I don’t care much about style or appearance. I have always dressed the same way. No eccentricity. No surprise. Somebody who cares about fashion changes; somebody who cares makes an event of his own style. I have worn the same white shirts, the same person has made my jackets, for 30 years. I get older, but I have the same size hair. I am a man of habits.

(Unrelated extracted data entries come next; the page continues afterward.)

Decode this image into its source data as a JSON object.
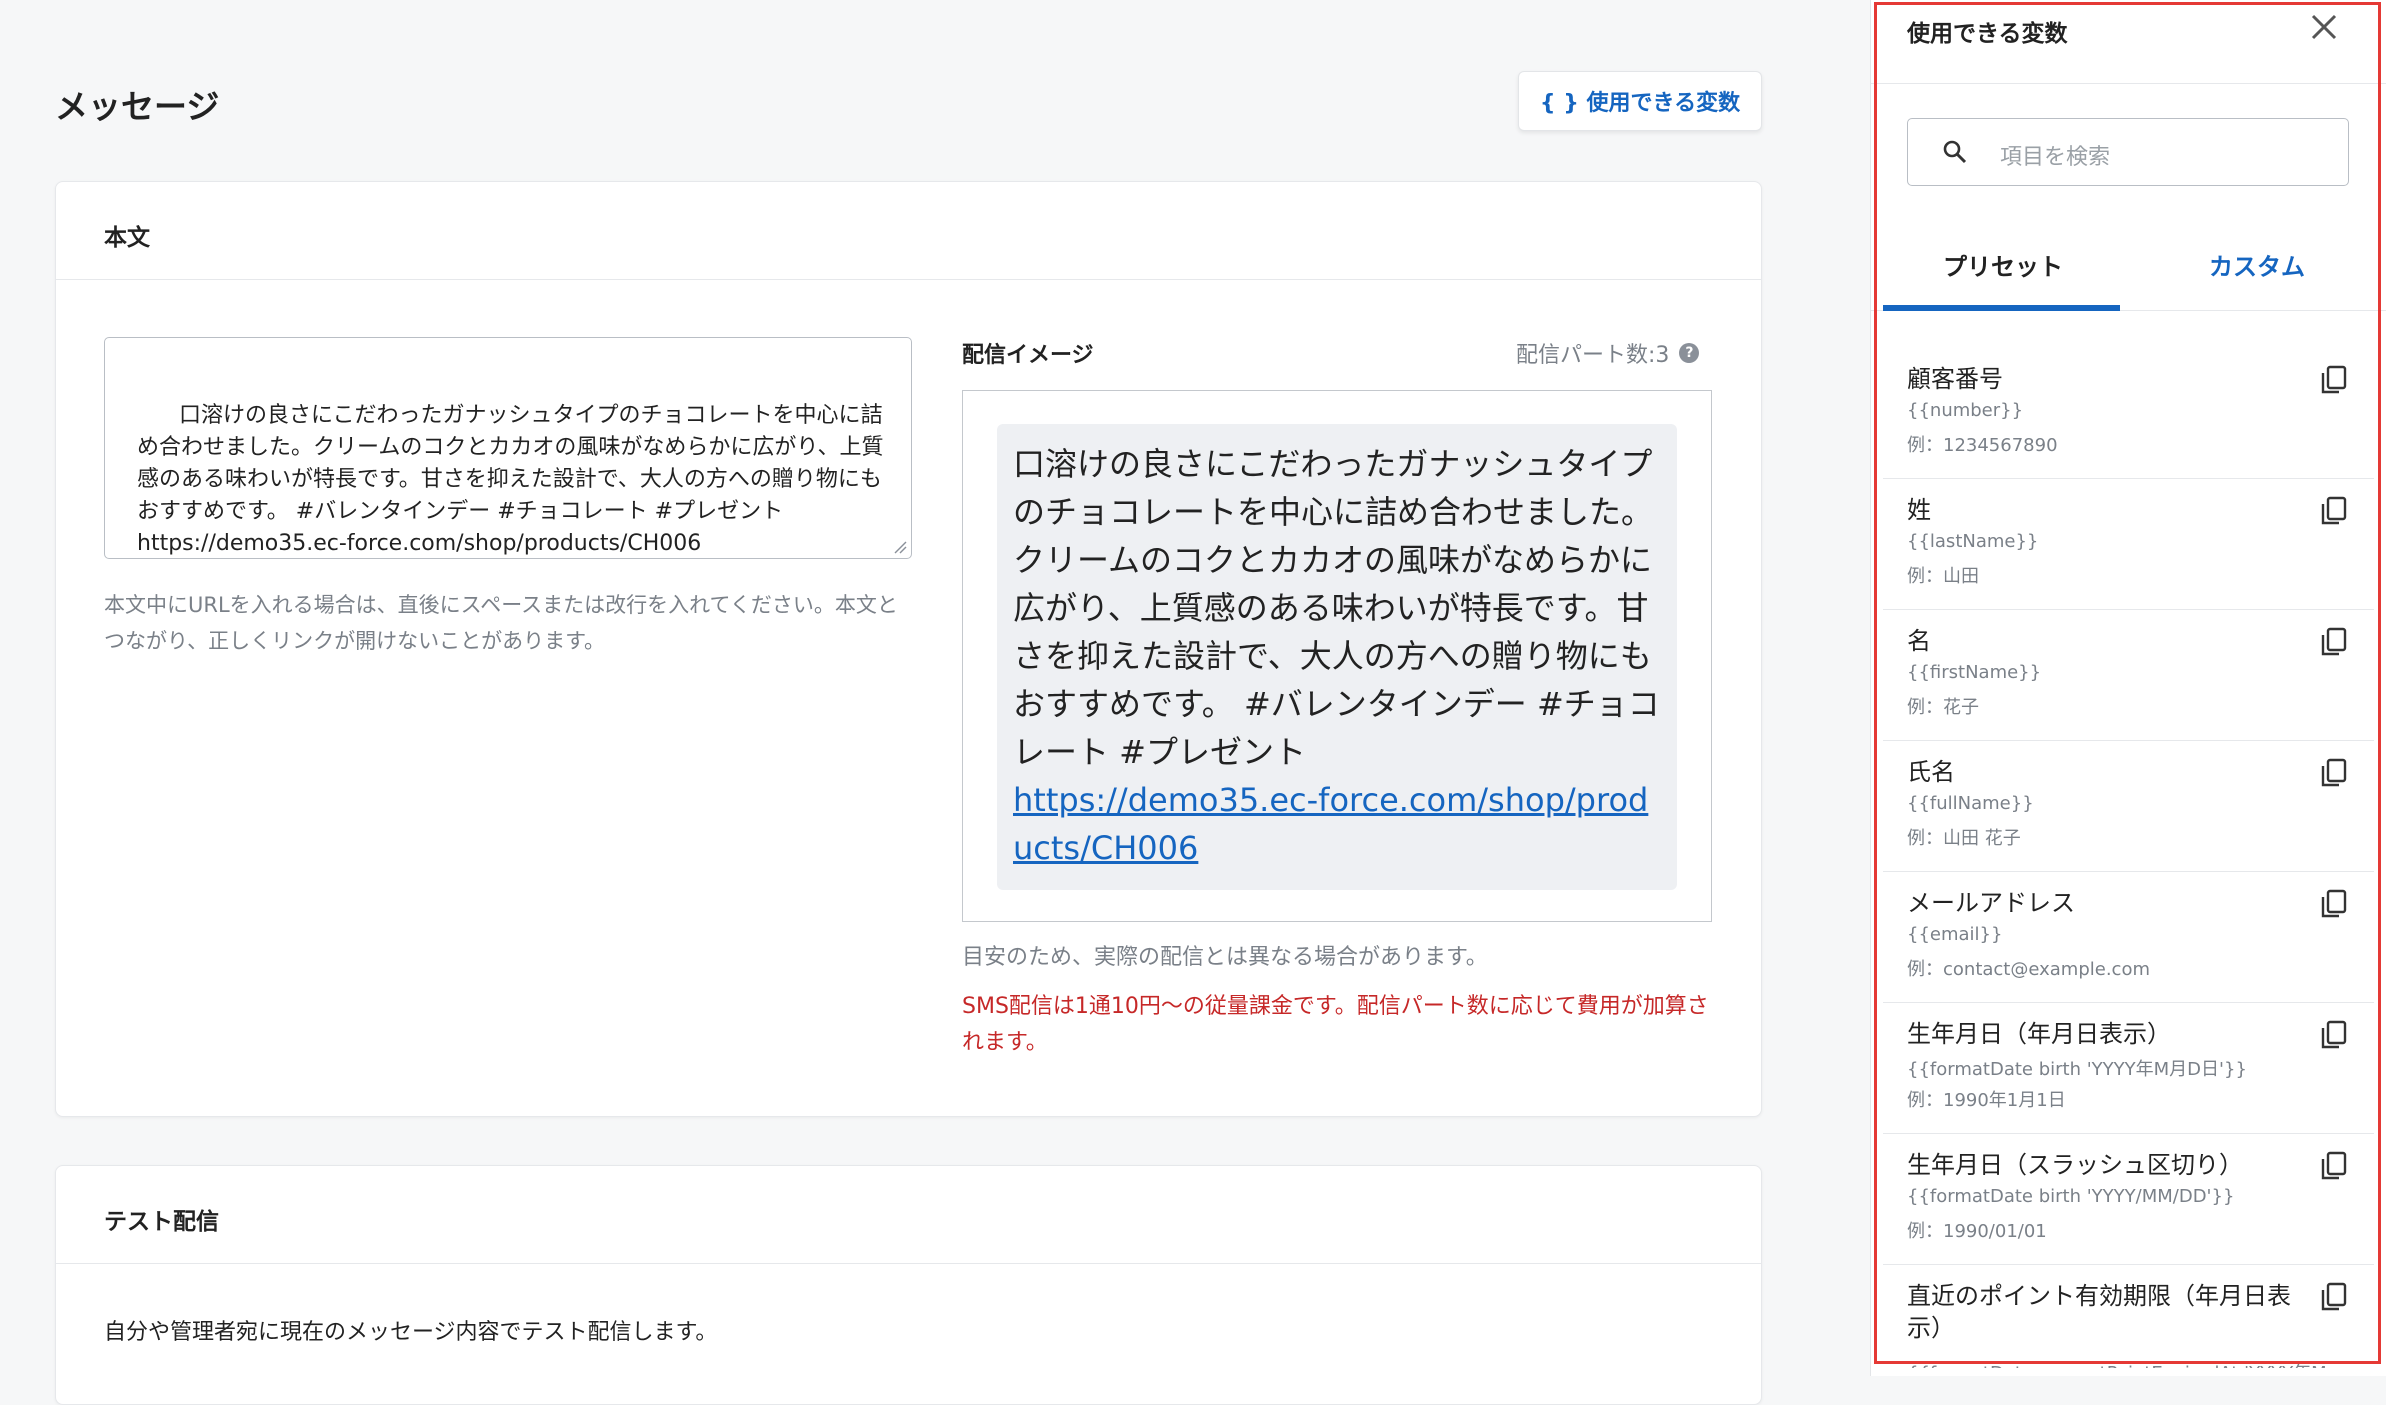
{
  "main": {
    "title": "メッセージ",
    "vars_button": "{ } 使用できる変数"
  },
  "body_card": {
    "title": "本文",
    "textarea_value": "口溶けの良さにこだわったガナッシュタイプのチョコレートを中心に詰め合わせました。クリームのコクとカカオの風味がなめらかに広がり、上質感のある味わいが特長です。甘さを抑えた設計で、大人の方への贈り物にもおすすめです。 #バレンタインデー #チョコレート #プレゼント\nhttps://demo35.ec-force.com/shop/products/CH006",
    "help": "本文中にURLを入れる場合は、直後にスペースまたは改行を入れてください。本文とつながり、正しくリンクが開けないことがあります。",
    "preview_label": "配信イメージ",
    "part_count": "配信パート数:3",
    "help_icon": "question-circle-icon",
    "preview_text": "口溶けの良さにこだわったガナッシュタイプのチョコレートを中心に詰め合わせました。クリームのコクとカカオの風味がなめらかに広がり、上質感のある味わいが特長です。甘さを抑えた設計で、大人の方への贈り物にもおすすめです。 #バレンタインデー #チョコレート #プレゼント",
    "preview_link": "https://demo35.ec-force.com/shop/products/CH006",
    "note": "目安のため、実際の配信とは異なる場合があります。",
    "warning": "SMS配信は1通10円〜の従量課金です。配信パート数に応じて費用が加算されます。"
  },
  "test_card": {
    "title": "テスト配信",
    "description": "自分や管理者宛に現在のメッセージ内容でテスト配信します。"
  },
  "panel": {
    "title": "使用できる変数",
    "search_placeholder": "項目を検索",
    "tabs": [
      "プリセット",
      "カスタム"
    ],
    "active_tab": "プリセット",
    "items": [
      {
        "name": "顧客番号",
        "code": "{{number}}",
        "example": "例：1234567890"
      },
      {
        "name": "姓",
        "code": "{{lastName}}",
        "example": "例：山田"
      },
      {
        "name": "名",
        "code": "{{firstName}}",
        "example": "例：花子"
      },
      {
        "name": "氏名",
        "code": "{{fullName}}",
        "example": "例：山田 花子"
      },
      {
        "name": "メールアドレス",
        "code": "{{email}}",
        "example": "例：contact@example.com"
      },
      {
        "name": "生年月日（年月日表示）",
        "code": "{{formatDate birth 'YYYY年M月D日'}}",
        "example": "例：1990年1月1日"
      },
      {
        "name": "生年月日（スラッシュ区切り）",
        "code": "{{formatDate birth 'YYYY/MM/DD'}}",
        "example": "例：1990/01/01"
      },
      {
        "name": "直近のポイント有効期限（年月日表示）",
        "code": "{{formatDate nearestPointExpiredAt 'YYYY年M",
        "example": ""
      }
    ],
    "highlight_color": "#e53935",
    "accent_color": "#1565c0"
  }
}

Fashion is a language, and what is interesting about fashion today is that there is no longer fashion. That is, there is an appropriation of fashion by people in the street. There was a time when you saw a woman who was a high-fashion model, who was a caricature, a cartoon of real life. But now people are more free with their fashion. The most interesting people make their own fashion out of what designers offer them. Women on the street have become hackers of the fashion world. They break the code; they undo and redo. It is the democratization of fashion today that interests me.
Fashion communicates a relationship to the world, to one’s body. What is the reply to the old philosophical inquiry between soul and body: Are they at war? Are they in harmony? Are they friends or enemies? There are moments in life, in the day, where the two are at war, moments where they are in harmony, days when you feel at war with your body, and days your body is your friend. Fashion says that. Style says that.
If I were compelled to describe what my own style means, I would probably say: a sense of freedom. At the same time, a mixture of internal freedom and a freedom of movement. If my style says something it is that. But I am not sure. Bernard-Henri Lévi, Wall Street Journal.
BHL has his uniform down–long wavy hair, crisp white shirts often open to the navel, dark Charvet suits. This is the dress of a highly self-conscious sophisticate, but not that imaginative. I would love to see a photo of BHL next to Tom Ford: with the exception of the difference in hair styles, both favor a similar style–extras on the set of Casino Royale? Both favor the rather louche unbottoned-shirt look. In the left photo, last row, BHL is with Mario Vargas Llosa. What do you think his style communicates? Wonder if his companion, the always flamboyantly dressed Daphne Guinness, will introduce a few changes to his look.